Between myself and my real estate team, we have worked with several first time home buyers we have had several times where a first time homebuyer was moving from an apartment complex and into their first home.

We found that this transition in real terms is not that big of a deal, however it is the sentimental, emotional, and financial part of the transition that can have the biggest effect on a first time homebuyer. In other words, first time homebuyers that have been renting in the years leading up to the purchase of their first home have, on average, moved a half dozen times before the move into their first new home. The average age of a homebuyer is 32, and i can remember making at least 5 times before planting down in my first place. Point being, its not the actual move that causes the fear or the challenge in the moving transition; we have found that its all inside the buyer’s head.

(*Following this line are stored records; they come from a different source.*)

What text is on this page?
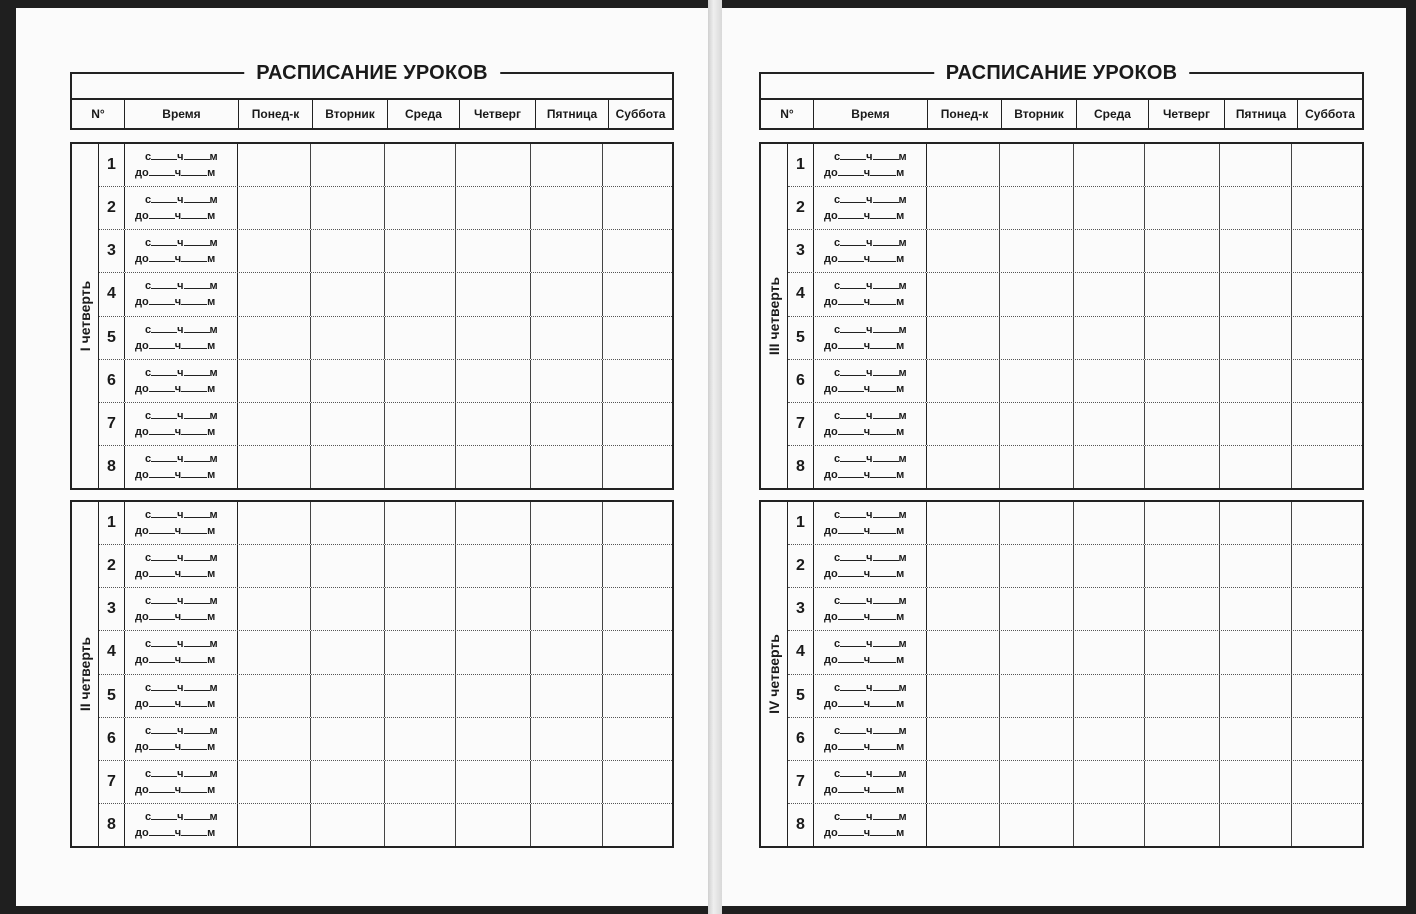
РАСПИСАНИЕ УРОКОВ
N°	Время	Понед-к	Вторник	Среда	Четверг	Пятница	Суббота
РАСПИСАНИЕ УРОКОВ
N°	Время	Понед-к	Вторник	Среда	Четверг	Пятница	Суббота
I четверть
1	с ч м
до ч м
2	с ч м
до ч м
3	с ч м
до ч м
4	с ч м
до ч м
5	с ч м
до ч м
6	с ч м
до ч м
7	с ч м
до ч м
8	с ч м
до ч м
II четверть
1	с ч м
до ч м
2	с ч м
до ч м
3	с ч м
до ч м
4	с ч м
до ч м
5	с ч м
до ч м
6	с ч м
до ч м
7	с ч м
до ч м
8	с ч м
до ч м
III четверть
1	с ч м
до ч м
2	с ч м
до ч м
3	с ч м
до ч м
4	с ч м
до ч м
5	с ч м
до ч м
6	с ч м
до ч м
7	с ч м
до ч м
8	с ч м
до ч м
IV четверть
1	с ч м
до ч м
2	с ч м
до ч м
3	с ч м
до ч м
4	с ч м
до ч м
5	с ч м
до ч м
6	с ч м
до ч м
7	с ч м
до ч м
8	с ч м
до ч м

With that said, the biggest change for a first time homebuyer will be the emotional and financial changes that occur through the process of buying one’s first home. Most notably, in most cases, a buyer’s monthly payment will go up compared to the rent that they were paying. Also, renters are used to calling the landlord when something breaks in the place that they are renting. For a first time homebuyer, something we do with our initial consultation is set expectations and try to ease the “sticker shock” for a first time homebuyer. We do this by encouraging the buyer to “pretend” to make his or her would-be payments so that they can get a feel for it and not get all stressed out the first month they move in. I’ve found that this fear of a higher monthly payment is all inside your head. Many buyers initially fear the higher payment, and sometimes it is a deterrent from buying a home in the first place, but I’ve found that all buyers get used to their new payment and make it a part of their lives and adapt and adjust their finances accordingly. A buyer gets qualified for a home loan, so the bank is taking a statistical bet that the buyer will be able to handle the payments, and i tend to agree with them on this as well.

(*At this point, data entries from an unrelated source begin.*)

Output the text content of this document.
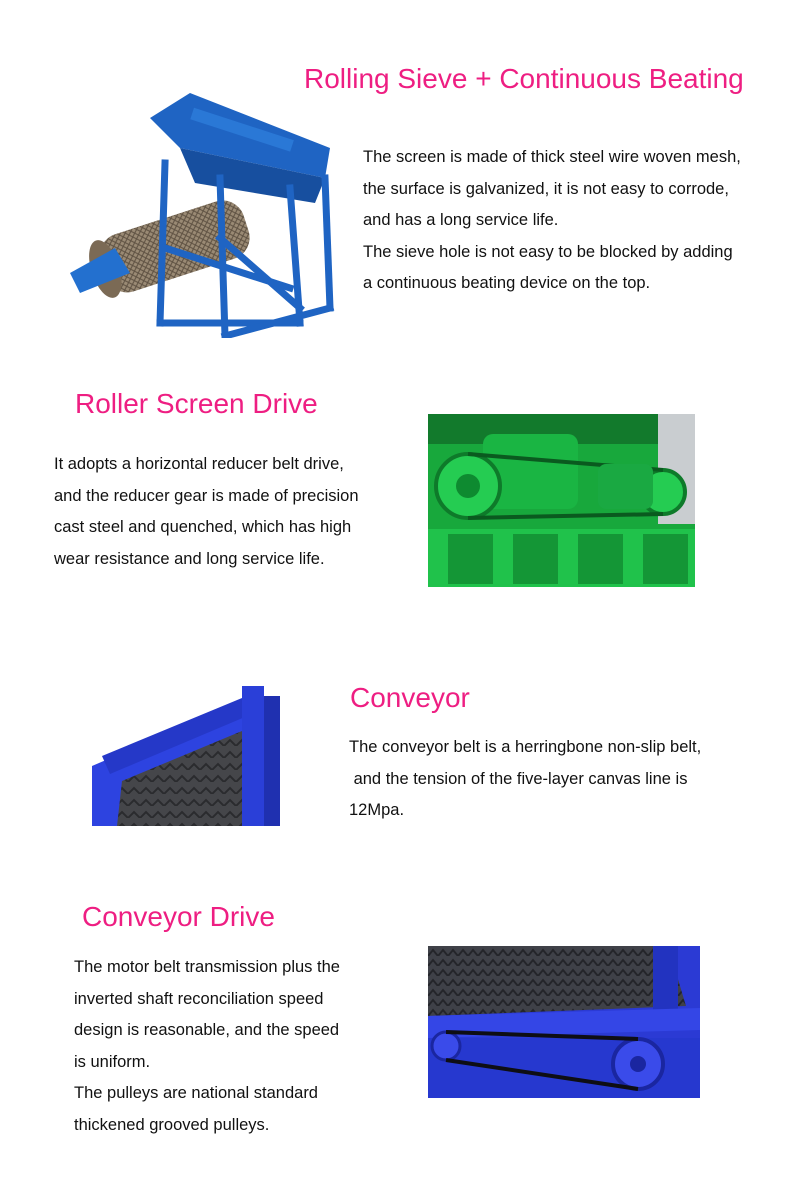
Rolling Sieve + Continuous Beating
The screen is made of thick steel wire woven mesh,
the surface is galvanized, it is not easy to corrode,
and has a long service life.
The sieve hole is not easy to be blocked by adding
a continuous beating device on the top.
Roller Screen Drive
It adopts a horizontal reducer belt drive,
and the reducer gear is made of precision
cast steel and quenched, which has high
wear resistance and long service life.
Conveyor
The conveyor belt is a herringbone non-slip belt,
and the tension of the five-layer canvas line is
12Mpa.
Conveyor Drive
The motor belt transmission plus the
inverted shaft reconciliation speed
design is reasonable, and the speed
is uniform.
The pulleys are national standard
thickened grooved pulleys.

However, a buyer can get over this financial concern by making the “pretend” payment; for example, if rent is $1500 a month, but the new mortgage is going to be around $2200 a month, then make the rental payment, and throw $700 into a savings account every month leading up to your home purchase. For some buyers who are buying a short sale, this may entail more than a few months of saving, which is even better and directly addresses the second most common concern about the home-purchase transition for a new buyer which is maintaining and taking care of the home they just bought.

By saving each month with your pretend home payment, you are building a reserve for the rainy-day (or Maintenance fund) for your new home. Any good realtor professional will (or should have) a great list of referrals for all types of service providers and tradespeople, and we let our clients know this so that no matter what could happen, we have them covered with a good, reliable professional that can assist. Furthermore, if and when something may occur, or if our buyers are just looking to upgrade the home in a necessary or desired manner, they have the funds to do so rather than dipping into credit cards and getting further into debt, which we recommend staying away from at all costs.

The pretend mortgage payment is one great strategy that if implemented correctly, reduces stress, fear and concern in the mind of a first time homebuyer and allows them to focus on the task at hand and make the homebuying process a fun one.

Lastly, its interesting to note that nearly every new buyer that comes into the office, when we ask them why they are looking to buy their first place, one common thread that they all have is to quit paying someone else’s mortgage because they are sick of paying rent – this is the motivation enough to know that by purchasing a home they are staking a claim into their financial future and making their future that much more secure which is the emotional push that they draw upon whenever the buying process gets challenging, or when fears or concerns begin to mount. We always remind our clients why they came to us in the first place and that helps them get through the finish line and on with the enjoyment of their new home.